2.6.31 A meeting of senior SYP officers had been held earlier in the day at which CC Wright had stated that 'if we [SYP] leave it to the West Midlands to provide the evidence we might not get the broad scope of events flowing in'.[9] SYP would need to be 'the authors of most of the information fed in'.

2.6.32 WMP Chief Constable Geoffrey Dear visited Sheffield on 18 April accompanied by Assistant Chief Constable Mervyn Jones.[10] ACC Jones returned the next day with three senior officers 'and informed members of the team that the West Midlands Police would be taking over all aspects of the enquiry'.[11] The SYP team was 'instructed to not pursue any further enquiries into the incident'.

2.6.33 WMP assumed control on 20 April and four days later the outside force took possession of the evidence collated by SYP.[12] A team of officers was established within SYP, headed by Chief Superintendent Donald Denton, to liaise with the WMP investigation.[13] A second team of SYP officers led by Chief Superintendent Terry Wain was tasked with gathering evidence for the submission to the Judicial Inquiry.[14]

[1] Memorandum from Sir Richard Barratt, Her Majesty's Chief Inspector of Constabulary, to Mr Addison, Home Office,12 June 1989, HOM000006720001, pp1-3.
[2] Internal Home Office memorandum, 4 May 1989, HOM000007740001, p1.
[3] Home Office file note entitled 'Link between Taylor Inquiry and West Midlands Police Inquiry', undated, HOM000007610001, p1.
[4] Notes of Chief Constable's briefing with operational staff engaged on FA Cup duties, 9.00am 16 April 1989, SYP000096360001, pp19-42. 
[5] Drafts of the Home Secretary's statement to the Commons about the Hillsborough disaster, with associated briefing notes, 17 April 1989, CMS000011940001, p6.
[6] Lobby briefing, 11am 18 April 1989, ING000000020001, p3.
[7] Scraton, P Hillsborough: The Truth Edinburgh: Mainstream Publications, 1999 (1st Edn).
[8] Briefing notes from South Yorkshire Police for briefing held on 17 April 1989, SYP000010190001, pp1-24.
[9] Note of meeting held on Monday 17 April, SYP000096360001, pp43-51 (quote on p50).
[10] Lord Justice Taylor also visited Sheffield on 18 April 1989. A number of organisations disclosed material to the Panel relating to an allegation made by an SYP officer against LJ Taylor and CC Dear in relation to that visit (for example, at SYP000151710001).
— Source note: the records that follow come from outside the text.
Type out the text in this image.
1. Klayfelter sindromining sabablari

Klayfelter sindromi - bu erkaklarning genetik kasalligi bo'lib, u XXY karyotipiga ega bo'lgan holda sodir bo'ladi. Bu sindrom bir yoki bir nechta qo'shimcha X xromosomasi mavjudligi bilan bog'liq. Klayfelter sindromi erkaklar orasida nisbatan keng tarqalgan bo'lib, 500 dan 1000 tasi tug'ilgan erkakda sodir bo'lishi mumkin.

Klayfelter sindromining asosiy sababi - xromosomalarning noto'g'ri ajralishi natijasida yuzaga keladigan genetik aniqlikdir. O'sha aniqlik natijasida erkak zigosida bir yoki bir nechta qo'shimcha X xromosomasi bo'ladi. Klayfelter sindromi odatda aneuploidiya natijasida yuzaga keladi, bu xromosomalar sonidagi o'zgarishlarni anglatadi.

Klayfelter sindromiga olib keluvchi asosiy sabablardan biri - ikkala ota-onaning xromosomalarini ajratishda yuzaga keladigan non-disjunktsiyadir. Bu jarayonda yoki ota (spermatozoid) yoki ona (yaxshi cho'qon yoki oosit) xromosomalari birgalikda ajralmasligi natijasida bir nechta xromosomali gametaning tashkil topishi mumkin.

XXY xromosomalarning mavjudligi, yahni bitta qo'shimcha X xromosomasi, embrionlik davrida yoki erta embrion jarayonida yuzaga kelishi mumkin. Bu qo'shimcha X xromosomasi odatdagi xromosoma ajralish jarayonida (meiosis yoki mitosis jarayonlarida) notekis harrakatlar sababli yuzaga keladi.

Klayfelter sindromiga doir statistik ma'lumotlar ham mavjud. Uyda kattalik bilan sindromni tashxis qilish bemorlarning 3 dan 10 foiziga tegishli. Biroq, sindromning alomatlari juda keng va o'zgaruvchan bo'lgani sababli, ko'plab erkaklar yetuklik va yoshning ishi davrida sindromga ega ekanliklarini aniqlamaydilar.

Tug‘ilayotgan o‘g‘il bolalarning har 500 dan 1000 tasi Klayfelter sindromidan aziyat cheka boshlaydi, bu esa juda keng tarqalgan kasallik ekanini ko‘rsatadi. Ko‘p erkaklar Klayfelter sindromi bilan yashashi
In view of the officer's junior rank, their name has been withheld from publication.
An SYP officer allocated to driving duty that day later alleged overhearing a comment passed from LJ Taylor to CC Dear that, 'I suppose you realise that to give this inquiry any credibility we have to apportion the majority of the blame on the police?' CC Dear was alleged to have replied 'I suppose we do'. The allegation was not reported by the officer until almost exactly a year later, on 12 April 1990, after the officer has discussed the matter with Superintendent Norman Bettison.
At the request of SYP, the allegation was considered by the DPP and the Home Office. The DPP, Allan Green, advised that - even assuming the claim were true - no criminal offence had been committed. At the request of SYP, the DPP also took Counsel's advice, which confirmed his view.
Officials from the Home Office met with LJ Taylor and Mr Dear to discuss the allegation. LJ Taylor 'immediately rejected' the suggestion, calling it 'nonsense'. Mr Dear could not recall the conversation but 'would have objected' to any suggestion of bias. LJ Taylor, he said, had been 'scrupulously fair ... in his pursuit of the truth'.
The matter was taken no further.
[11] Note by Chief Superintendent Denton, 31 July 1989, SYP000096900001, p7.
[12] One of the issues under investigation at this stage was the theft of two CCTV tapes belonging to Sheffield Wednesday Football Club. Documents relating to the missing tapes - which have not been located - can be found in a report sent from Assistant Chief Constable Stuart Anderson to Mr Peter Metcalf on 11 May 1989 (SYP000160280001), in an 'Action' recording the outcome of the police investigation (SYP000127080001, pp46-47) and in the witness statements of Roger Houldsworth, the SWFC video operator (SYP000038680001), PC Guest (SYP000007660001), a CCTV contractor (SYP000038700001, pp396-397) and Douglas Lock (SYP000007670001).
[13] See, for example, extensive papers in SYP000096870001.
[14] Chief Superintendent Wain's briefing notes, 26 April 1989, SYP000097200001, pp1-6.